Modern Android filesystems normalize .. in many places. new File(getFilesDir(), "../shared_prefs/auth.xml") may or may not work depending on the SDK level and the specific call path. Try the literal .. first. If it does not work, try URL-encoded forms (%2e%2e/), null bytes (auth.xml\0../), or path symlinks if the app’s data dir has any.

For the Files.copy pattern, the Paths.get parser is more permissive — .. segments and absolute paths typically resolve as expected.

The fallback is content URIs:

i.putExtra("filename", "/data/data/com.vulnlab.app/shared_prefs/auth_prefs.xml");

If the developer concatenated getFilesDir() with the input, the absolute path likely just got concatenated on top — getFilesDir() + "/data/..." is a non-existent path. But if the developer used new File(parent, child) and child is an absolute path, Java’s File constructor uses the absolute path and ignores the parent. Worth a try either way.

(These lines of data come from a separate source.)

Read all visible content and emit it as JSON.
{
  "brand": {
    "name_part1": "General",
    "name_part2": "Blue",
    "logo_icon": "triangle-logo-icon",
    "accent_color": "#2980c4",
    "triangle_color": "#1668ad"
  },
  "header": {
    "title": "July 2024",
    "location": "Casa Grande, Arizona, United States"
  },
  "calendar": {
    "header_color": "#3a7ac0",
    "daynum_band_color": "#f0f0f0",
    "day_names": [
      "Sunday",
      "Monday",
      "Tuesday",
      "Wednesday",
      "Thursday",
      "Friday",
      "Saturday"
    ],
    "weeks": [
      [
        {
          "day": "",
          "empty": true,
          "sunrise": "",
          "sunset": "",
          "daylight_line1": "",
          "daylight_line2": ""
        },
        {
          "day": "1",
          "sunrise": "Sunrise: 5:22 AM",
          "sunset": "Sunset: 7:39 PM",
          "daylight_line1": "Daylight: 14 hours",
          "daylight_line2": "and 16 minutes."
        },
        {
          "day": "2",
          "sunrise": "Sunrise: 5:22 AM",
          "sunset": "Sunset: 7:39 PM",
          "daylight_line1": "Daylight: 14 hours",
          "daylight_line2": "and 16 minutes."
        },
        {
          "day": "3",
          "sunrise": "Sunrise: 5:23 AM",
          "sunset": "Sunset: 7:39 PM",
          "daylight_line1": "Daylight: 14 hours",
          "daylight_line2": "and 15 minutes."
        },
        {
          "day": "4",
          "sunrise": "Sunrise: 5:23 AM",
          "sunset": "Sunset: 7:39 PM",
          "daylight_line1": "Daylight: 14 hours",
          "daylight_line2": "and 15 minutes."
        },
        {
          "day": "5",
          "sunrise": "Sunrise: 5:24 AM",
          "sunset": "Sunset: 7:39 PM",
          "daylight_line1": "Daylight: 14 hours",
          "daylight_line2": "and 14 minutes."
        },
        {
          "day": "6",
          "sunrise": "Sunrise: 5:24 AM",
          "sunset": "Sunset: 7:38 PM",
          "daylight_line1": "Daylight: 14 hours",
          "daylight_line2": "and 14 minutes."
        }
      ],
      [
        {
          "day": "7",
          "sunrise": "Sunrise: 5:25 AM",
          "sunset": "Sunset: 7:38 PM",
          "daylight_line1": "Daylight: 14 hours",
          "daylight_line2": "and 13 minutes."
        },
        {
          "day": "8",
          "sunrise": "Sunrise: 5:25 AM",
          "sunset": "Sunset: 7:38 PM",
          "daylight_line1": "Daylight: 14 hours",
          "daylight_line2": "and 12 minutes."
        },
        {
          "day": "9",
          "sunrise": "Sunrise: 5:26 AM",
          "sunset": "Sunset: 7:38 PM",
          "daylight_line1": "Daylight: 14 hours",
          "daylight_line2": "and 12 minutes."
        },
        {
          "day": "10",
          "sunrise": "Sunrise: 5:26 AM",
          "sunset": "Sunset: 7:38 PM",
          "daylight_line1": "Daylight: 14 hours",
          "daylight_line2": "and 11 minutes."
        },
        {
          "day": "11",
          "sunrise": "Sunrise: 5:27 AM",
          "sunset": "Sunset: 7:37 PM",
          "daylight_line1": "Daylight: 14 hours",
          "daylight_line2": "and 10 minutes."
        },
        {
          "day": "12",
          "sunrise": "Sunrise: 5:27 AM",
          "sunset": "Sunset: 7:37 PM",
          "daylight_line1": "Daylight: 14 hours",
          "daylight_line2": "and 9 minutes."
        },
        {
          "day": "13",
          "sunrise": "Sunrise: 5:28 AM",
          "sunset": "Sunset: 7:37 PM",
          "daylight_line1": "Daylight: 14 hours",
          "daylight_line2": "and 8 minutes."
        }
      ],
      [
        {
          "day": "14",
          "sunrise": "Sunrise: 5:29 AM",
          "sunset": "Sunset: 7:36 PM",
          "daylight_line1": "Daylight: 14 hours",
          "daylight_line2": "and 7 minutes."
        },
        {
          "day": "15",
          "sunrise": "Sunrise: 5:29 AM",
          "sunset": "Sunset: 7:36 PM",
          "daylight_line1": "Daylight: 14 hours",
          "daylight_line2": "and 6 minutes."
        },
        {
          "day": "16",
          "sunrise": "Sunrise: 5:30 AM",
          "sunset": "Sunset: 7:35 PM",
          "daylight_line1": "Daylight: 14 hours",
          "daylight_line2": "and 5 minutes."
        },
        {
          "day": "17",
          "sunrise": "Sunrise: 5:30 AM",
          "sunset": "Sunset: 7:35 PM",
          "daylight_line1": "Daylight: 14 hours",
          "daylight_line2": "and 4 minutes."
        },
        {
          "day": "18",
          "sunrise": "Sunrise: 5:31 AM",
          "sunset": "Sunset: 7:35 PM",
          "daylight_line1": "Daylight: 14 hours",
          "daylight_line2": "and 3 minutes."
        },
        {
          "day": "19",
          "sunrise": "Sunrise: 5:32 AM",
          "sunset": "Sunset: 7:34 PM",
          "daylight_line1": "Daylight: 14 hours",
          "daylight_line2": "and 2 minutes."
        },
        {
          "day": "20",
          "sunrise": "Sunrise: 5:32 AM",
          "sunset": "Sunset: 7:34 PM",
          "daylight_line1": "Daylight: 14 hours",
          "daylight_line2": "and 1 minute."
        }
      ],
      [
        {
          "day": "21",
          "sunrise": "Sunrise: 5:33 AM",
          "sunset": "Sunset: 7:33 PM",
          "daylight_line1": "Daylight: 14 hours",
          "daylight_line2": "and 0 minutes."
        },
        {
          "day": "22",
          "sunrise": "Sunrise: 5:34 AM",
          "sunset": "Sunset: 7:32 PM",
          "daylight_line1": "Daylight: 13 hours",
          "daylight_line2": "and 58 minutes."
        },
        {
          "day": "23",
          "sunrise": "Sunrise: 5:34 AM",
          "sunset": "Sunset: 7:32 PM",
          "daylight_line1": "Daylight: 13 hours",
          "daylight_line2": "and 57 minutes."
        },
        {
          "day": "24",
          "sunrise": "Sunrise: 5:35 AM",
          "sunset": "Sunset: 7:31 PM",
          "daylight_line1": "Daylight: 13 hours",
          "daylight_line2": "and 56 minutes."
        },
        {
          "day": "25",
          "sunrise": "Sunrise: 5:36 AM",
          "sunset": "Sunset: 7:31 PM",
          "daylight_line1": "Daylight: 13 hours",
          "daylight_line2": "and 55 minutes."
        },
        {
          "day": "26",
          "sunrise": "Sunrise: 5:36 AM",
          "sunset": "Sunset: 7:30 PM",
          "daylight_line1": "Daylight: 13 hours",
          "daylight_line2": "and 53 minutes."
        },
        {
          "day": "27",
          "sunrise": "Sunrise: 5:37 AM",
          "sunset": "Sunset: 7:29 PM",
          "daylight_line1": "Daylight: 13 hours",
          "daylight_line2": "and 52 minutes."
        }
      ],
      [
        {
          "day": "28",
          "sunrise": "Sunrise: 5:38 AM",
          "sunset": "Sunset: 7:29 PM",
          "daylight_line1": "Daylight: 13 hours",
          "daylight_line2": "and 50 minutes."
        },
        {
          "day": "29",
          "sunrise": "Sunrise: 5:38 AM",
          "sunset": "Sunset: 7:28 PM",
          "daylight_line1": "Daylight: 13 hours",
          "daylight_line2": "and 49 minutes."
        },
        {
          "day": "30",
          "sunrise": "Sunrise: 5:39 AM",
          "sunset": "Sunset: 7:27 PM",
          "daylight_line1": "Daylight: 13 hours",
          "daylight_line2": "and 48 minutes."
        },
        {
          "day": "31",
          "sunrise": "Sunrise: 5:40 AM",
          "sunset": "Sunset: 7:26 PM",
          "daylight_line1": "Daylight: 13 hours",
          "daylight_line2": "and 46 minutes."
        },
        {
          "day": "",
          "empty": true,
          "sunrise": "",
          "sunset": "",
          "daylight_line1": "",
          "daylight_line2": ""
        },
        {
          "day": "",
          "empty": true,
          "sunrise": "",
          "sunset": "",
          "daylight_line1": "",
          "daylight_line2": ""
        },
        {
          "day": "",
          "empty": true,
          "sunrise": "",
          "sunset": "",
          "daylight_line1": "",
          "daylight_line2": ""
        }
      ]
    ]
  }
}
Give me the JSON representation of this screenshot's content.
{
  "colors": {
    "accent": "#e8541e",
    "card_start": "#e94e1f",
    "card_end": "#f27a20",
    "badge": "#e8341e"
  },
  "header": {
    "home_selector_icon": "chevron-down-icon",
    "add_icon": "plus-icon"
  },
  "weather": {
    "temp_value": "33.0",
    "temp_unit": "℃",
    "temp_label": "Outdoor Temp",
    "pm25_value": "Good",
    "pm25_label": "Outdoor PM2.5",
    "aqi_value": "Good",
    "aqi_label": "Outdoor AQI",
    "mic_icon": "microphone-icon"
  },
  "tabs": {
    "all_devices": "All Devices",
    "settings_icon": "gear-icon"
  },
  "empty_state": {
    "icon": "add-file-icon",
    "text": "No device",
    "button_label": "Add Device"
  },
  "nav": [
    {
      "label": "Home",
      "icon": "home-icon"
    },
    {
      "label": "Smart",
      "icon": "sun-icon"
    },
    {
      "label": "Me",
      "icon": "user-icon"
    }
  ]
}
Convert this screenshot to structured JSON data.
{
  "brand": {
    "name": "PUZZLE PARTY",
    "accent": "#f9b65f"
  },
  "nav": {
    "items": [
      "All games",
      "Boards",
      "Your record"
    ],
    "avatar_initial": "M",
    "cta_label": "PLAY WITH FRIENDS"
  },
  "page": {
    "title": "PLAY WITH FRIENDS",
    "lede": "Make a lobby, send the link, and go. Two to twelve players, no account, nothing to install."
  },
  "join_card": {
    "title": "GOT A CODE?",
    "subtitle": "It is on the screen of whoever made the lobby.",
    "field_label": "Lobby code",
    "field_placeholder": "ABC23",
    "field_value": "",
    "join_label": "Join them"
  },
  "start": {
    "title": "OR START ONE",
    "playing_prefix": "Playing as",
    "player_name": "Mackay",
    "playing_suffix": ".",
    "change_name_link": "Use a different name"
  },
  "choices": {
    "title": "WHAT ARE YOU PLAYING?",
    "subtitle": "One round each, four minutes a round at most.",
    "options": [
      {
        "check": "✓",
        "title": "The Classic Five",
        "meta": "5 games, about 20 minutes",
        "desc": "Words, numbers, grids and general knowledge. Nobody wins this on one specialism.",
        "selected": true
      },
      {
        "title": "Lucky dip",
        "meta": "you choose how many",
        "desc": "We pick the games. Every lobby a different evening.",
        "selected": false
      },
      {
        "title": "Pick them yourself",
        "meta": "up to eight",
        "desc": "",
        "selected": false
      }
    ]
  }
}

The detection guidance for defenders

The fix is canonicalize-and-verify:

File parent = new File(getFilesDir(), "some_subdir");
File target = new File(parent, intent.getStringExtra("filename")).getCanonicalFile();
if (!target.getPath().startsWith(parent.getCanonicalPath())) {
    throw new SecurityException("path escape");
}

You will see this pattern in well-defended apps. The absence of it on a write call sourced from intent extras is the bug signal.

Closing

The file write primitive is the under-discussed sibling of the file read primitive. Static analysers do not catch it well because the write target is often computed rather than directly supplied. The chain is the same shape — exported activity reads an extra, extra ends up in a sink — but the impact ladder is different. Read primitive gets you “see private data”. Write primitive gets you “rewrite the app’s beliefs about its own state”. The second one is usually a higher-tier bounty.

Happy Hacking !!